Il accusait son âge, aggravé par l'usure de longues années d'instruction; on n'osait pas demander combien d'heures de vol il avait.

Quelques semaines plus tard, au rythme des "coupé/injection/contact sur 1" du démarrage à la main, au gré du roulage sans frein, nous étions devenus inséparables.

Jojo et moi partions gaillardement à l'aventure, revenions soûlés de bruit, de fureur et d'odeurs. Un plein à ras, et l'essence vous fuyait sur les cuisses. Quelques turbulences, et vous vous retrouviez catapulté de deux ou trois cents pieds. La radio ne marchait jamais, la manette des gaz s'alanguissait, le compas s'égarait de quelques dizaines de degrés. La boule flottant dans le réservoir se bloquait parfois, nous condamnant à des longs débats. Rentrera, rentrera pas ? Avec Jojo, on ne s'ennuyait jamais. L'été, on volait sans verrière. Les cartes s'envolaient.

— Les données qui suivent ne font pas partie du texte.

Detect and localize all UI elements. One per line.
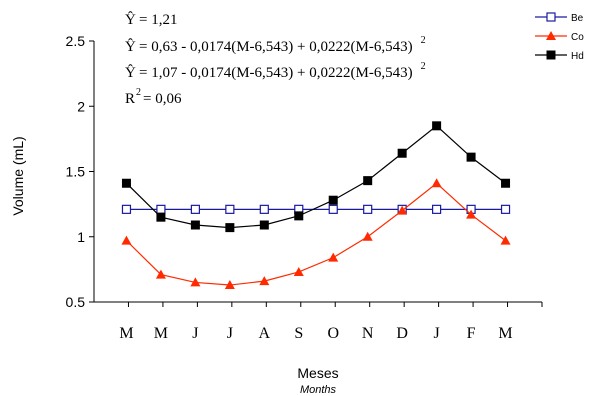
equation-text: = 0,63 - 0,0174(M-6,543) + 0,0222(M-6,54…	[139, 39, 413, 55]
y-tick-label: 0.5	[66, 294, 86, 310]
data-point	[363, 176, 373, 186]
data-point	[432, 204, 442, 214]
legend-marker	[546, 50, 556, 60]
data-point	[190, 220, 200, 230]
legend: Be Co Hd	[535, 12, 584, 62]
series-line-hd	[126, 125, 506, 229]
data-point	[190, 204, 200, 214]
data-point	[293, 266, 304, 276]
equation-text: = 1,21	[139, 12, 177, 28]
legend-marker	[546, 31, 556, 40]
x-tick-label: M	[498, 325, 512, 342]
data-point	[466, 209, 477, 219]
data-point	[121, 204, 132, 214]
series-group	[121, 121, 511, 290]
data-point	[397, 205, 408, 215]
series-line-co	[126, 182, 506, 286]
x-tick-label: D	[396, 325, 408, 342]
data-point	[294, 211, 304, 221]
equation-superscript: 2	[136, 87, 141, 98]
series-be	[121, 204, 511, 214]
x-tick-label: A	[259, 325, 271, 342]
equation-symbol: R	[125, 91, 135, 107]
data-point	[259, 276, 270, 286]
x-tick-label: S	[294, 325, 303, 342]
series-co	[121, 178, 511, 290]
legend-item-be: Be	[535, 12, 584, 24]
y-axis-label: Volume (mL)	[10, 136, 26, 215]
legend-label: Hd	[571, 51, 584, 62]
y-tick-label: 1	[77, 229, 85, 245]
legend-label: Be	[571, 13, 584, 24]
equation-text: = 1,07 - 0,0174(M-6,543) + 0,0222(M-6,54…	[139, 65, 413, 81]
data-point	[432, 121, 442, 131]
equation-text: = 0,06	[143, 91, 182, 107]
data-point	[397, 148, 407, 158]
data-point	[190, 277, 201, 287]
equation-symbol: Ŷ	[125, 38, 136, 55]
y-tick-label: 2.5	[66, 33, 86, 49]
y-tick-label: 2	[77, 98, 85, 114]
x-tick-label: J	[433, 325, 439, 342]
x-axis-label-english: Months	[300, 384, 337, 396]
equation-1: Ŷ = 1,21	[125, 11, 177, 28]
data-point	[121, 178, 131, 188]
data-point	[362, 231, 373, 241]
data-point	[225, 223, 235, 233]
data-point	[155, 269, 166, 279]
equation-3: Ŷ = 1,07 - 0,0174(M-6,543) + 0,0222(M-6,5…	[125, 61, 426, 81]
x-tick-label: N	[362, 325, 374, 342]
equation-symbol: Ŷ	[125, 64, 136, 81]
x-tick-label: O	[327, 325, 339, 342]
legend-item-hd: Hd	[535, 50, 584, 62]
equation-2: Ŷ = 0,63 - 0,0174(M-6,543) + 0,0222(M-6,5…	[125, 35, 426, 55]
data-point	[225, 204, 235, 214]
y-tick-labels: 0.5 1 1.5 2 2.5	[66, 33, 94, 310]
x-tick-label: F	[467, 325, 476, 342]
data-point	[328, 195, 338, 205]
x-tick-label: J	[227, 325, 233, 342]
series-hd	[121, 121, 511, 233]
x-tick-label: J	[192, 325, 198, 342]
x-tick-label: M	[119, 325, 133, 342]
data-point	[501, 178, 511, 188]
equation-annotations: Ŷ = 1,21Ŷ = 0,63 - 0,0174(M-6,543) + 0,022…	[125, 11, 426, 107]
data-point	[466, 152, 476, 162]
data-point	[259, 204, 269, 214]
data-point	[328, 252, 339, 262]
data-point	[156, 212, 166, 222]
x-tick-label: M	[154, 325, 168, 342]
data-point	[500, 235, 511, 245]
equation-superscript: 2	[421, 61, 426, 72]
legend-item-co: Co	[535, 31, 584, 43]
data-point	[500, 204, 511, 214]
equation-superscript: 2	[421, 35, 426, 46]
data-point	[363, 204, 373, 214]
data-point	[259, 220, 269, 230]
data-point	[431, 178, 442, 188]
data-point	[328, 204, 338, 214]
legend-marker	[546, 12, 556, 22]
data-point	[156, 204, 166, 214]
data-point	[224, 280, 235, 290]
x-axis-label: Meses	[297, 365, 338, 381]
y-tick-label: 1.5	[66, 164, 86, 180]
legend-label: Co	[571, 32, 584, 43]
equation-symbol: Ŷ	[125, 11, 136, 28]
data-point	[121, 235, 132, 245]
equation-4: R 2 = 0,06	[125, 87, 182, 107]
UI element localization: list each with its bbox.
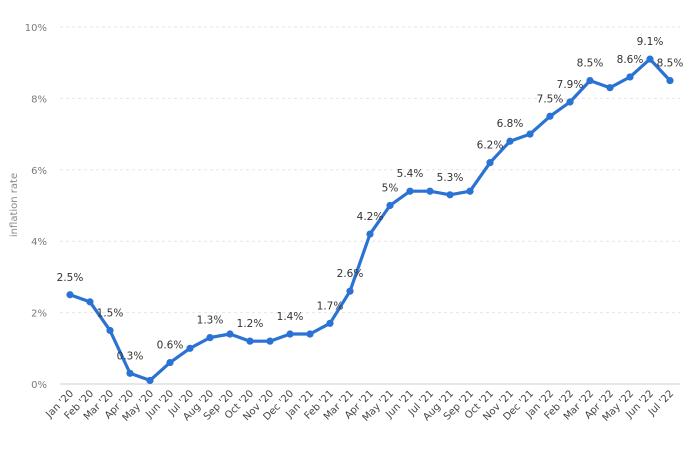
data-label: 7.9% <box>557 79 584 91</box>
data-point <box>526 130 534 138</box>
y-tick-label: 0% <box>31 380 47 391</box>
data-point <box>606 84 614 92</box>
data-label: 1.3% <box>197 315 224 327</box>
data-point <box>266 337 274 345</box>
y-tick-label: 6% <box>31 166 47 177</box>
data-label: 9.1% <box>637 36 664 48</box>
data-point <box>406 187 414 195</box>
data-point <box>486 159 494 167</box>
data-point <box>106 326 114 335</box>
data-label: 8.5% <box>577 58 604 70</box>
data-point <box>646 55 654 63</box>
data-label: 8.5% <box>657 58 684 70</box>
data-point <box>566 98 574 106</box>
data-point <box>186 344 194 352</box>
data-point <box>326 319 334 327</box>
data-point <box>366 230 374 238</box>
data-label: 2.5% <box>57 272 84 284</box>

Un jour je dus abandonner Jojo. Ce fut déchirant. J'échangeai l'aventure contre le confort d'un habitacle relativement insonorisé, d'un démarreur électrique, d'une paire de volets et d'une roulette de nez. Je grillais Jojo en vent arrière, alors qu'il emportait des rivales vers d'autres cieux, et je me consumais de jalousie.

Le temps fit son oeuvre, je continuai ma route et j'oubliai Jojo.

Quelques années plus tard, nos chemins se croisèrent de nouveau. Je dois avouer que je pâlis légèrement en le retrouvant, si dépouillé et pathétique comme un vieux beau qui essaye encore de séduire. Comment pouvait-il encore avoir envie de voler ?

J'ai caressé le bord d'attaque râpé, j'ai attrapé les cales qui traînaient.

"Coupé ?" " Coupé !"

"Une injection ?" "Une injection !"

"1 cm de gaz ?" "1 cm de gaz !"

"Contact sur 1 ?" "Contact sur 1 !"

Le premier tour d'hélice a balayé toutes ces années qui nous avaient séparés. Manche calé en arrière, j'ai pédalé sur les palonniers. On a décollé sur la première bosse venue.

Et il n'y eut plus rien d'autre que le ciel, les nuages et nous.